Hire voice actors to play the Turtles

Whether you’re going to use practical effects or cgi to bring the Turtles to life (Jim Henson could kill it with another shot at the Turtles, just saying), there is no need to hire “name” actors to portray the Turtles themselves. You want to know why every film about a superhero ends up with them fighting with their mask off? It’s because the studio invested a stupid amount of money in a name actor to play a character, there is no way they’re not going to show off his or her chiseled mug and plaster it on posters everywhere. Since you can have stuntmen playing the Turtles at all times, why not get voice actors who know what they’re doing instead of actors just lending their voice to a film?

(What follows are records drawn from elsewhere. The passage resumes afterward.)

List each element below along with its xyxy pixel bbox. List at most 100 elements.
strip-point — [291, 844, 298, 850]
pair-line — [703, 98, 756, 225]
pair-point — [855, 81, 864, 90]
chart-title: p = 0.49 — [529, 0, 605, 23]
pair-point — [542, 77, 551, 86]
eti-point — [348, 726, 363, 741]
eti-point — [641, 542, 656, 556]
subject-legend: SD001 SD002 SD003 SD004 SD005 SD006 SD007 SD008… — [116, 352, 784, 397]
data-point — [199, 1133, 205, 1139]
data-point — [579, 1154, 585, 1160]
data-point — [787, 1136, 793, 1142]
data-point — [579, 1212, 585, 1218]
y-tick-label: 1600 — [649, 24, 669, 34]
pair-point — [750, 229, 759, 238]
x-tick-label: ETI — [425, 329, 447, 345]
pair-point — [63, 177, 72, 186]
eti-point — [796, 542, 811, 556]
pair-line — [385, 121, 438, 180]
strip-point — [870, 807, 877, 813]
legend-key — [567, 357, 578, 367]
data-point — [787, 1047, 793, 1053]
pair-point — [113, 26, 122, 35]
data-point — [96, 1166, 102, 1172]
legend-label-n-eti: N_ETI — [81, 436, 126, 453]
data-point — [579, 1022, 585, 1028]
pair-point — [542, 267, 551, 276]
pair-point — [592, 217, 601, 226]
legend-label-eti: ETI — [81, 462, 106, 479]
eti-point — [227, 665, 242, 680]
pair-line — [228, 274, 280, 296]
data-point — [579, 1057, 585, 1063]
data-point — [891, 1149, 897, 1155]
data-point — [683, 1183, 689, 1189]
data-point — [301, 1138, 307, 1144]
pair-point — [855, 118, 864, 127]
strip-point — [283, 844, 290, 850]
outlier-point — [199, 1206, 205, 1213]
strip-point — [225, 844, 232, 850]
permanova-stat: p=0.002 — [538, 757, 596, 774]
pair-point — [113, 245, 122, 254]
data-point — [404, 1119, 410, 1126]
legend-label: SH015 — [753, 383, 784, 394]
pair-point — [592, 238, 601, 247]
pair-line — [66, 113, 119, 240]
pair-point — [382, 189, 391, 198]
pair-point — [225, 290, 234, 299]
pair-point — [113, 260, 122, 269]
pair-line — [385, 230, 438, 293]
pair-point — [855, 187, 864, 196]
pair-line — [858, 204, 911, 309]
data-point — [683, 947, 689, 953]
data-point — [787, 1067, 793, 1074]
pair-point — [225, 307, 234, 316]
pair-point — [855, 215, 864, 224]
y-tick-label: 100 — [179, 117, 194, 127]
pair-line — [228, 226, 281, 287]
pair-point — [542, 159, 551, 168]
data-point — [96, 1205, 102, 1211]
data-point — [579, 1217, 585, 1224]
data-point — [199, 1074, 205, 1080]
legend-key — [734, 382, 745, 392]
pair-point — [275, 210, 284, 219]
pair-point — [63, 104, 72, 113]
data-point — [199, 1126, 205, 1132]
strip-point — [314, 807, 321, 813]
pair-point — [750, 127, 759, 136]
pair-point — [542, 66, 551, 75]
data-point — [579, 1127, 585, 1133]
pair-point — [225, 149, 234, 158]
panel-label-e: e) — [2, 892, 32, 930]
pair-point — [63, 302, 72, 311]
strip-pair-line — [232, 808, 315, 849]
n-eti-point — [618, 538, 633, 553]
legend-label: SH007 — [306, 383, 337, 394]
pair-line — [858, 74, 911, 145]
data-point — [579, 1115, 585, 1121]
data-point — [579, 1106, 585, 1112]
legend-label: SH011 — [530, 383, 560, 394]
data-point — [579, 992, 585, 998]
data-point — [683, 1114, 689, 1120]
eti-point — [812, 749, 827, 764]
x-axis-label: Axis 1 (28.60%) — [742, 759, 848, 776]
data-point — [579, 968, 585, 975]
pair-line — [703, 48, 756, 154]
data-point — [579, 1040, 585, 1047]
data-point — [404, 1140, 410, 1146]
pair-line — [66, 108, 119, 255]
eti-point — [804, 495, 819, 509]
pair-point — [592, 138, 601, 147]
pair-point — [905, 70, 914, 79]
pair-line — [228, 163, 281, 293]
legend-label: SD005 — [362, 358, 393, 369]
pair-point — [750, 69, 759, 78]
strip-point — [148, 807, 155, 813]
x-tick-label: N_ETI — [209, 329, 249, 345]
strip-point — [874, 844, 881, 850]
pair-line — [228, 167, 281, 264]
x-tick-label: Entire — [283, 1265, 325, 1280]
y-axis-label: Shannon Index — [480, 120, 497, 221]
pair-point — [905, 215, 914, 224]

Sure, the obvious answer is to just get Nolan North and Troy Baker to voice all four Turtles, but why not someone like Tom Kenny or Johnny Yong Bosch, Phil Lamarr or John Dimaggio? There are so many great voice actors who deserve a shot at a big film like the Turtles, why not just let the Turtles be the stars? Plus, I hate to do this, but this film doesn’t need to cost a hundred and fifty million dollars to make, paying for big name actor will balloon the budget more than it needs to be.